GOODHUGH, William. The english gentleman's library manual; or a guide to the formation of a library of select literature; accompanied with original notes, biographical and critical, of authors and books.

London. Printed for William Goodhugh...and Goodhugh and Co., 1827. First edition.
8vo. [2], x, 392pp. Contemporary green half-calf, tooled in gilt and blind, marbled boards. Lightly rubbed, spine dulled. Very occasional damp-staining to head of text-block, small marginal holes to leaves O1 and 3B3. William St Clair's copy, with his distinctive pencilled ownership inscription to FEP.

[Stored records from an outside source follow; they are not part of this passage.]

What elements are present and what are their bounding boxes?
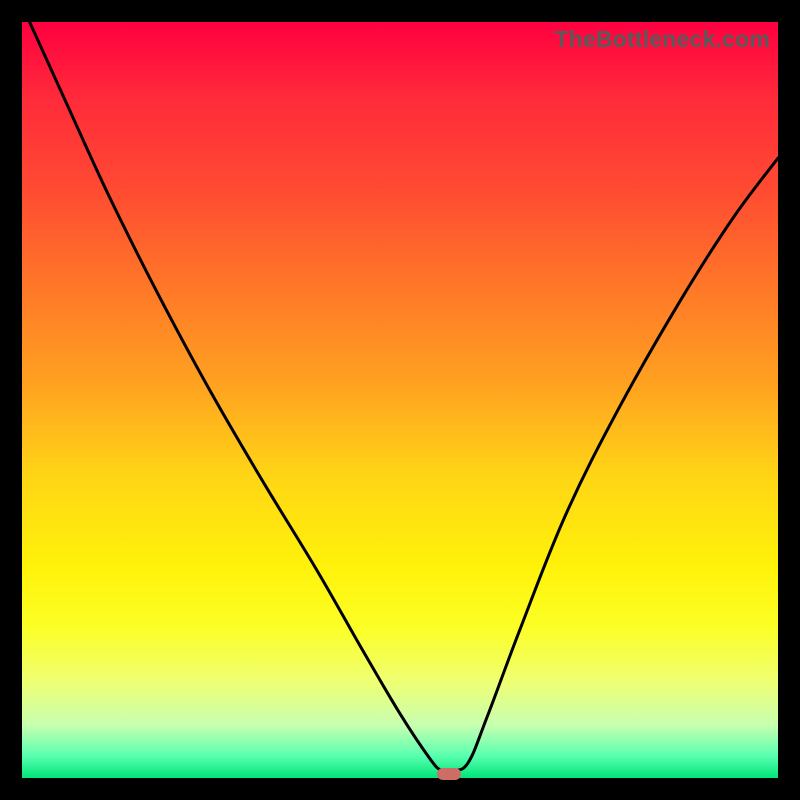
optimum-marker [437,768,461,780]
plot-area: TheBottleneck.com [22,22,778,778]
curve-svg [22,22,778,778]
chart-container: TheBottleneck.com [0,0,800,800]
bottleneck-curve [30,22,778,772]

The first edition of bookseller William Goodhugh's (1798/9-1842) manual on library formation. In addition to providing notes on those books which properly ought to find a place in any respectable collection, Goodhugh treats, inter alia, on the 'Booksellers of Little Britain', the 'Loss of Books in the Fire at London', the 'Copyright of Plays', and 'Shakesperiana'. The Gentleman's Magazine (October, 1827, p.330) were ambivalent in their review: 'The denomination "Gentleman's Library," must properly be considered as here used in contrast to a Lady's library, i.e. a library consisting of trash. We wish, however, that Mr. Goodhugh had avoided the term altogether, for it bears the construction of being a catalogue of works fitted for gentlemen in particular, limiting the term to men of independent fortune...In every class numerous writers of merit are omitted, and when the gentleman had collected Mr Goodhugh's whole "List of Books," at the moderate cost of about forty or fifty thousand pounds, he would find that he had ten or twenty thousand pounds more to sacrifice, in order to include the ill-used and insulted omittees.'

William St Clair (1937-2021), British scholar and senior civil servant, notable as the author of The Godwins and the Shelleys, The Biography of a Family (1989) and The Reading Nation in the Romantic Period (2004).